Of course, there is always the possibility that female ejaculation is an evolutionary side effect rather than an evolutionary adaptation, like male nipples. But whether or not it has a “purpose”, evolutionarily speaking, is insignificant in the end. It’s a wonderful experience that some people are able to have, and we should not be ashamed of it - or ban it in porn.

On a different note, the researchers (according to another source) apparently believe that every woman should be able to ejaculate “if their partner knows what they are doing”. This is a problematic statement and I am pleased to see that another person quoted in that article agrees with me: “why would a partner know what to do?” says Matty Silver.

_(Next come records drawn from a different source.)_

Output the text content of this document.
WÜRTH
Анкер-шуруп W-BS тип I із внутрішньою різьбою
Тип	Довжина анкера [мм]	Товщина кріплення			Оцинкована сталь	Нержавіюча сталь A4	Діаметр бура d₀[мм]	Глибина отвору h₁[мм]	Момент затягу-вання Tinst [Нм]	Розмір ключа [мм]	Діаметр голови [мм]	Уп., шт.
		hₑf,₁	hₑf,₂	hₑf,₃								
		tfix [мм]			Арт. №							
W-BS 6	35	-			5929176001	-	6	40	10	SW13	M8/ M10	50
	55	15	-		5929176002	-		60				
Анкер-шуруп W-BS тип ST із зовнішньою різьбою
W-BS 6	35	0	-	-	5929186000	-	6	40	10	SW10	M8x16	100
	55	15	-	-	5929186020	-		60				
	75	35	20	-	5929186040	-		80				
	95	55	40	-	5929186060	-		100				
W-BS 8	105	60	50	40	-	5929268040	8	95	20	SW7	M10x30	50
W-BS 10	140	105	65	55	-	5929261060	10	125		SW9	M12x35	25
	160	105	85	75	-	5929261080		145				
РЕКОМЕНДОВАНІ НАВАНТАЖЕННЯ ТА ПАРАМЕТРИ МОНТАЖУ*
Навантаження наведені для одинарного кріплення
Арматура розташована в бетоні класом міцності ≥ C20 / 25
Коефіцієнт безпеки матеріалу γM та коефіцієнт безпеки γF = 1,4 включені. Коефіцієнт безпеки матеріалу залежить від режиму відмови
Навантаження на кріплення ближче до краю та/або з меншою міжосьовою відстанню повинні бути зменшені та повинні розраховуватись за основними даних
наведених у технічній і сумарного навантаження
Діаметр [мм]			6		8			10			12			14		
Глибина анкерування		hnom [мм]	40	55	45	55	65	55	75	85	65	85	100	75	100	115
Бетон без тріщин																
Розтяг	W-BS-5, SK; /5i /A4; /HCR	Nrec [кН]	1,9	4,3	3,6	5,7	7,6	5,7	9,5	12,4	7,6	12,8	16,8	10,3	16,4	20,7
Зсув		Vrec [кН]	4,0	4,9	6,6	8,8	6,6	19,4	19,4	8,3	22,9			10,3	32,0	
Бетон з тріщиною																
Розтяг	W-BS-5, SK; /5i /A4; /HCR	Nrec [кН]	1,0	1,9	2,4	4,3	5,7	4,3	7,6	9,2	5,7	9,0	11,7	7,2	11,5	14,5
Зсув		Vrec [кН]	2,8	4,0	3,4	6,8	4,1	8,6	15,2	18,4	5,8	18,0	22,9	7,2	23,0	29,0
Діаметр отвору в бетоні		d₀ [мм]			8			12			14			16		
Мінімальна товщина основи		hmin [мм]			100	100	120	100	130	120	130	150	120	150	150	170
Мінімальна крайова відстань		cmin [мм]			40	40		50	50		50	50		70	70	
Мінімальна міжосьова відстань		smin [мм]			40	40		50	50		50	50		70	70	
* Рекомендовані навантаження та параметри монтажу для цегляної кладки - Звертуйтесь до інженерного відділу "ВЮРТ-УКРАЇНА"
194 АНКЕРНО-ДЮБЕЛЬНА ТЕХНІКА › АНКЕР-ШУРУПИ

As Silver points out, nobody can better discover how to achieve a new erotic experience than yourself. The researchers’ comment is, I think, a reflection of a society that still refuses to acknowledge a woman’s right to know her own body, to be sexually empowered, and perhaps even reflects the prevalent assumption that women don’t masturbate. It almost unfairly blames partners for the inability of some women to ejaculate. Not to mention that this statement might make women who can’t ejaculate feel inadequate themselves, or fear that there is something wrong with them.

Silver also voices doubts about the duration for which the women in the study masturbated for, saying that after 25-60 minutes “Any woman would have urine in their bladder by then, I would assume”. Not being able to read the whitepaper myself, I have to take Silver’s word for it that the women masturbated for this long. It does indeed seem like a long time - my sessions average about 5 minutes. But perhaps the research environment made it harder for the subjects to reach orgasm, I know it would for me.

I’m not convinced that 25-60 minutes would be long enough to accumulate urine in the bladder without sexual stimulation, and my own experiences masturbating for much shorter periods of time seem to confirm the researchers’ conclusions. But that is, after all, only the experience of one woman. One thing is certain, that this is an area deserving of far more academic study.